The recovery of Mocímboa da Praia, a district of Cabo Delgado, more than a year ago by Mozambican jihadists, was celebrated by displaced people in various shelter camps in and around Pemba, who continue to wait for the announcement of their return to their home town.

The recovery of the town, with a strategic port and airport for the northern region of Cabo Delgado, is seen by the displaced as "a visible achievement", and they want "definitive peace" in the areas affected by attacks from the group linked to the Islamic State.

"We want to thank this recovery" of Mocímboa da Praia, Valério Amade, a displaced person from Mocímboa da Praia who is staying in a shelter in Metuge, told VOA.

Return

"We want ultimate peace. There can be no more threat. The population must live freely as they did before," Amade said.

The restrictions imposed by the measures against coronavirus, Amade continued, prevented the collective celebration of the recapture of the town, the most urbanized in northern Cabo Delgado.

Another displaced person, Sulemane Adir, said that the recovery of Mocímboa da Praia, a place considered a bastion of Mozambican jihadists, "will calm" the group's onslaughts and "allow people to return home."

"We were already praying for that: to return home.
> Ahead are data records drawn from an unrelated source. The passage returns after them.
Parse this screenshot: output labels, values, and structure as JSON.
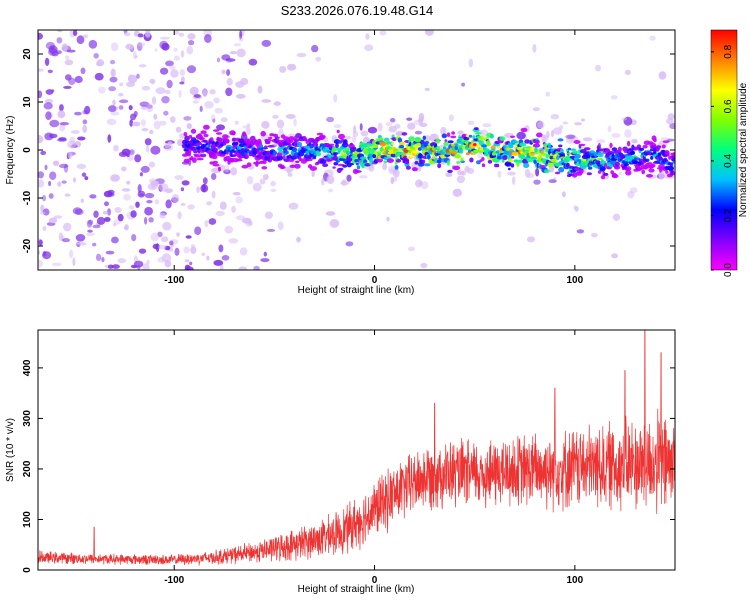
{
  "figure": {
    "title": "S233.2026.076.19.48.G14"
  },
  "colors": {
    "signal_red": "#ee3333",
    "purple": "#7f2fe8",
    "light_purple": "#d9bcf6",
    "colormap": [
      "#ff00ff",
      "#8000ff",
      "#0000ff",
      "#00c0ff",
      "#00ff80",
      "#80ff00",
      "#ffff00",
      "#ff8000",
      "#ff0000"
    ]
  },
  "chart_data": [
    {
      "type": "heatmap",
      "xlabel": "Height of straight line (km)",
      "ylabel": "Frequency (Hz)",
      "xlim": [
        -168,
        150
      ],
      "ylim": [
        -25,
        25
      ],
      "x_ticks": [
        -100,
        0,
        100
      ],
      "y_ticks": [
        -20,
        -10,
        0,
        10,
        20
      ],
      "ridge": {
        "description_x": [
          -95,
          -60,
          -30,
          -10,
          0,
          20,
          40,
          50,
          60,
          80,
          100,
          120,
          140,
          148
        ],
        "frequency_hz": [
          1,
          0,
          0,
          -1,
          0,
          0,
          0,
          1,
          0,
          -1,
          -2,
          -2,
          -1,
          -3
        ],
        "peak_amplitude": [
          0.3,
          0.35,
          0.45,
          0.6,
          0.85,
          0.8,
          0.8,
          0.9,
          0.75,
          0.8,
          0.6,
          0.45,
          0.4,
          0.35
        ]
      },
      "colorbar": {
        "label": "Normalized spectral amplitude",
        "range": [
          0.0,
          0.88
        ],
        "ticks": [
          "0.0",
          "0.2",
          "0.4",
          "0.6",
          "0.8"
        ]
      }
    },
    {
      "type": "line",
      "xlabel": "Height of straight line (km)",
      "ylabel": "SNR (10 * v/v)",
      "xlim": [
        -168,
        150
      ],
      "ylim": [
        0,
        475
      ],
      "x_ticks": [
        -100,
        0,
        100
      ],
      "y_ticks": [
        0,
        100,
        200,
        300,
        400
      ],
      "envelope": {
        "x": [
          -168,
          -140,
          -100,
          -80,
          -60,
          -40,
          -20,
          -10,
          0,
          10,
          20,
          30,
          50,
          70,
          90,
          110,
          130,
          150
        ],
        "mean": [
          25,
          22,
          20,
          25,
          35,
          50,
          70,
          90,
          120,
          150,
          175,
          190,
          190,
          195,
          200,
          205,
          210,
          210
        ],
        "spread": [
          12,
          10,
          10,
          14,
          20,
          30,
          40,
          50,
          55,
          60,
          60,
          65,
          65,
          70,
          75,
          80,
          90,
          100
        ]
      },
      "peaks": {
        "x": [
          -140,
          30,
          90,
          125,
          135,
          143
        ],
        "y": [
          85,
          330,
          360,
          395,
          475,
          430
        ]
      }
    }
  ]
}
Home is home, even staying without doing anything is better than staying in your home than being displaced on foreign land," Sulemane Adir told VOA, adding that "the displaced are celebrating" in Montepuez.
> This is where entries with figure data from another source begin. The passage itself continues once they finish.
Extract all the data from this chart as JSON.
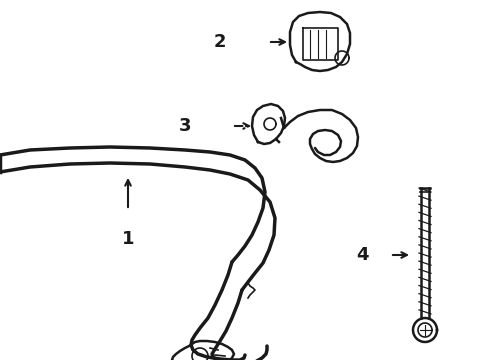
{
  "bg_color": "#ffffff",
  "line_color": "#1a1a1a",
  "label_color": "#000000",
  "figsize": [
    4.9,
    3.6
  ],
  "dpi": 100
}
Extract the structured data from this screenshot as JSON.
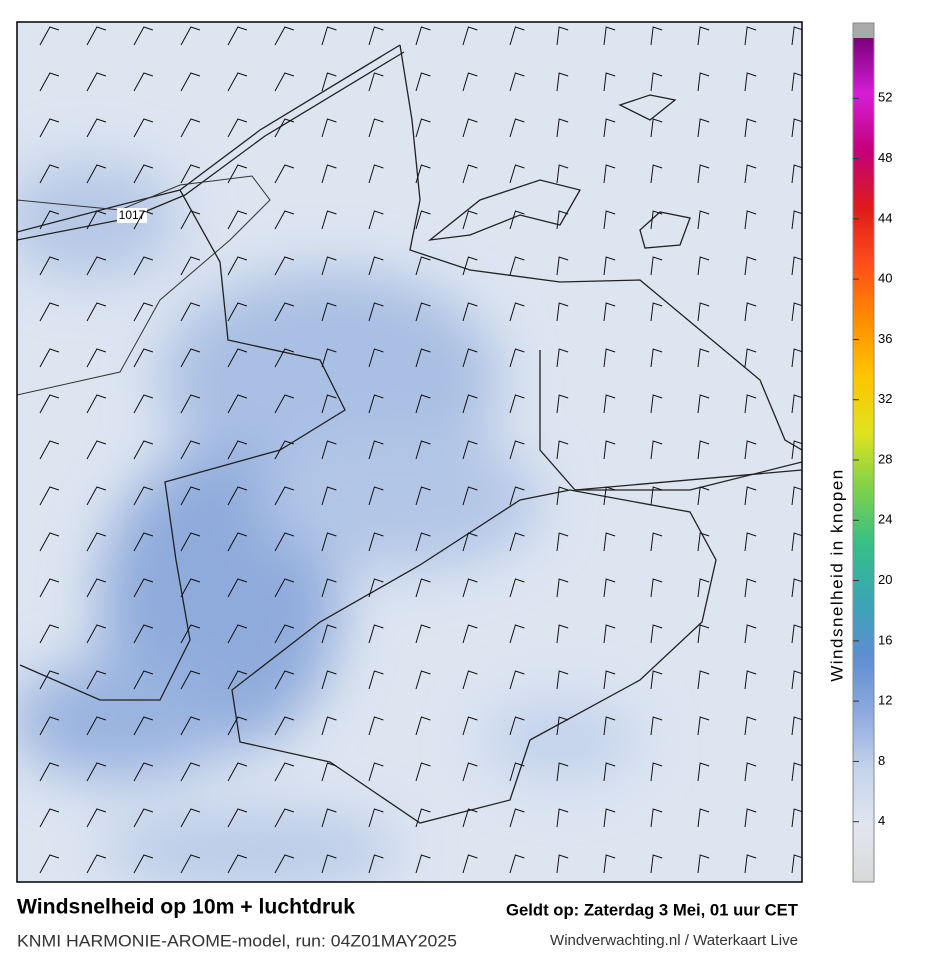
{
  "header": {
    "title": "Windsnelheid op 10m + luchtdruk",
    "subtitle": "KNMI HARMONIE-AROME-model, run: 04Z01MAY2025",
    "valid": "Geldt op: Zaterdag 3 Mei, 01 uur CET",
    "credit": "Windverwachting.nl / Waterkaart Live"
  },
  "map": {
    "isobar_label": 1017
  },
  "colorbar": {
    "label": "Windsnelheid in knopen",
    "lim": [
      0,
      56
    ],
    "ticks": [
      4,
      8,
      12,
      16,
      20,
      24,
      28,
      32,
      36,
      40,
      44,
      48,
      52
    ],
    "colors": [
      "#d9d9d9",
      "#e1e6ef",
      "#c5d3ec",
      "#8eaadf",
      "#5e8ed2",
      "#3aa6b4",
      "#35bf86",
      "#7fd24a",
      "#e0e21e",
      "#ffc400",
      "#ff8c00",
      "#ff4d1a",
      "#dd1a1a",
      "#c4007a",
      "#d61ed6",
      "#7a007a"
    ]
  }
}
Others displaced in Pemba, the capital, have also expressed their satisfaction, looking forward to the reopening of the only tarred road, which connects Pemba to Mocímboa da Praia, as well as the order that will allow them to return home.

Threats and dialogue

However, the interviewees warned of the risk of threatening the population by the Defense and Security Forces (DSF), which has caused the largest wave of displaced people and, called on the authorities to monitor the process of returning the population to prevent infiltration by rebels.

"We want to appeal to our force (Mozambican army), in case we return to Mocímboa da Praia, so that there are no threats," Valério Amade told VOA. "If they threaten the population again the way it was at the beginning (of the wave of displaced people), automatically in Mocímboa no one will live, people will be afraid; not fear of the insurgents, but fear of the force."
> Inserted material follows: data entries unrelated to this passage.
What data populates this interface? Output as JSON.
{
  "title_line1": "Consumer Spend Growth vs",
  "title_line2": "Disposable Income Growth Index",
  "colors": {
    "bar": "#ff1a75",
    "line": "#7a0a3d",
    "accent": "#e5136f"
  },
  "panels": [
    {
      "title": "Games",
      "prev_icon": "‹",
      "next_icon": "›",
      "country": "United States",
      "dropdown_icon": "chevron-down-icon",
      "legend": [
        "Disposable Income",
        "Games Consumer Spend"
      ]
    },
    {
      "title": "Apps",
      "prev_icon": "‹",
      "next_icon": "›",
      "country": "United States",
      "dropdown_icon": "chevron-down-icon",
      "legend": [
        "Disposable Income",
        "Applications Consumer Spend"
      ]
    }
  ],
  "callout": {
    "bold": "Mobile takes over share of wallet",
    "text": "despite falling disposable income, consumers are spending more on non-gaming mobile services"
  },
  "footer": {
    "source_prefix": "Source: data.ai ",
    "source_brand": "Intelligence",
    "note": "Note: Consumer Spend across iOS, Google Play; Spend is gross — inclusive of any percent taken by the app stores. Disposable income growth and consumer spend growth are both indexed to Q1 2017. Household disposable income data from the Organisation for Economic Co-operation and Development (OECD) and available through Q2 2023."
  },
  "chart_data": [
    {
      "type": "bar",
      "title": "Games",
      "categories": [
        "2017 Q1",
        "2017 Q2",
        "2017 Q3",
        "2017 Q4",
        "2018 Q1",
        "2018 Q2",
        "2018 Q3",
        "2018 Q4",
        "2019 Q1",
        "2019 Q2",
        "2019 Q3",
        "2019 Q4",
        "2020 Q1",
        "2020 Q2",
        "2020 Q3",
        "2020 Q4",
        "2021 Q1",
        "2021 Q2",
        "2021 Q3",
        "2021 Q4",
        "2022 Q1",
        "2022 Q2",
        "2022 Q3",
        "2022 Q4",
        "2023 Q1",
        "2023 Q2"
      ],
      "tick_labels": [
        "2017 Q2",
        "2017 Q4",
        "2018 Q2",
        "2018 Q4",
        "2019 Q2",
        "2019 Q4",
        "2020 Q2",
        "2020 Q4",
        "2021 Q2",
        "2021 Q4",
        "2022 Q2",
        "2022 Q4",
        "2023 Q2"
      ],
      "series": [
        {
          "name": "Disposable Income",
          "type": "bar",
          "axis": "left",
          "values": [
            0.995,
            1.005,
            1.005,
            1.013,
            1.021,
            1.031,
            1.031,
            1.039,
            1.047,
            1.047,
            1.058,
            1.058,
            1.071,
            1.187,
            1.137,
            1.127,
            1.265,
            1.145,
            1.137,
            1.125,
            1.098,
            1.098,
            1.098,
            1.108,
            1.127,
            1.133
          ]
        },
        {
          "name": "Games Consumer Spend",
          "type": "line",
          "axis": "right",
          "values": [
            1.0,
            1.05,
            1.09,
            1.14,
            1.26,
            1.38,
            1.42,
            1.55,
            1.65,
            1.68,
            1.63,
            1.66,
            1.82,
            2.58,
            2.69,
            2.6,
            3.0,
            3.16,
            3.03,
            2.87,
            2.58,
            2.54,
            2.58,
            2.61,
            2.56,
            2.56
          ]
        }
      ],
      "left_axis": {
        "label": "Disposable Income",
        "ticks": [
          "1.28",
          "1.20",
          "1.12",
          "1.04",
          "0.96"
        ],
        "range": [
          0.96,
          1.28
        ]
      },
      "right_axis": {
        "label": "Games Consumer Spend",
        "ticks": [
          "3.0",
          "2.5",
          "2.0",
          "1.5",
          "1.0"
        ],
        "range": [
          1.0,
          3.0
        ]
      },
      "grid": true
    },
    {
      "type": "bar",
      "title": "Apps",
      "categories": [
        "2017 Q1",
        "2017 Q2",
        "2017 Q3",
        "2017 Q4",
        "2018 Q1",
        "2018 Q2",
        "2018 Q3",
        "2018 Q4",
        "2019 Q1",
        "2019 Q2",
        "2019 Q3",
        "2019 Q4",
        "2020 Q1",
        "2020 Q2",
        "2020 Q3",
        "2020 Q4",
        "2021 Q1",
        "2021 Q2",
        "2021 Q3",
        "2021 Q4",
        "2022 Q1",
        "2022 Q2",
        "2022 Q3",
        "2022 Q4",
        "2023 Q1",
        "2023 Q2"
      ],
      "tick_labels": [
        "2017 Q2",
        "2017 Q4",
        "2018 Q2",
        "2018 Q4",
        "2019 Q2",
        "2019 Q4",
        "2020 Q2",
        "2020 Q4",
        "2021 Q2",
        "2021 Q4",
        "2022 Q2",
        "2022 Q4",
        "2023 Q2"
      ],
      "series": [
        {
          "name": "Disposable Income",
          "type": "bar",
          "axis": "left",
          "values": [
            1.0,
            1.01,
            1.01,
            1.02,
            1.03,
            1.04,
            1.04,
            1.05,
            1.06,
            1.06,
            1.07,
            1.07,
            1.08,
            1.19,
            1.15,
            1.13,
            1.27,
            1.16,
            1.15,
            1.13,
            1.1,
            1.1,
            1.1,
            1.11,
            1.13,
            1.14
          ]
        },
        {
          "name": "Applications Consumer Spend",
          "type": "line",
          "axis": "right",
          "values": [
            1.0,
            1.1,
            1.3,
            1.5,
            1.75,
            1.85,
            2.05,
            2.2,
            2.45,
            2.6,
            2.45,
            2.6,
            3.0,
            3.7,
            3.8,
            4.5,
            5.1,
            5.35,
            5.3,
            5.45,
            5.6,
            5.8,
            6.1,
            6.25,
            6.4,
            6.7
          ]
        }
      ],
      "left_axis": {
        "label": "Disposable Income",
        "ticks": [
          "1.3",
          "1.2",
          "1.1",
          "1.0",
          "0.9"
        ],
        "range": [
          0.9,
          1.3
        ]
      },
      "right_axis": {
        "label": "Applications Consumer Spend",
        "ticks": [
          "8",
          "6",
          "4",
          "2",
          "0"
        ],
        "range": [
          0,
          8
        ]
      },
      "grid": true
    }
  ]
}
While the victory of the recovery of Mocímboa da Praia is celebrated there are personalities, including the former Mozambican president, Joaquim Chissano, who suggest dialogue with the jihadists as a way to stop the conflict.

The former president recalls that "certain types of terrorism," ended through negotiations, and calls for a study of the causes of armed violence in Cabo Delgado to solve the military and social crisis in the province.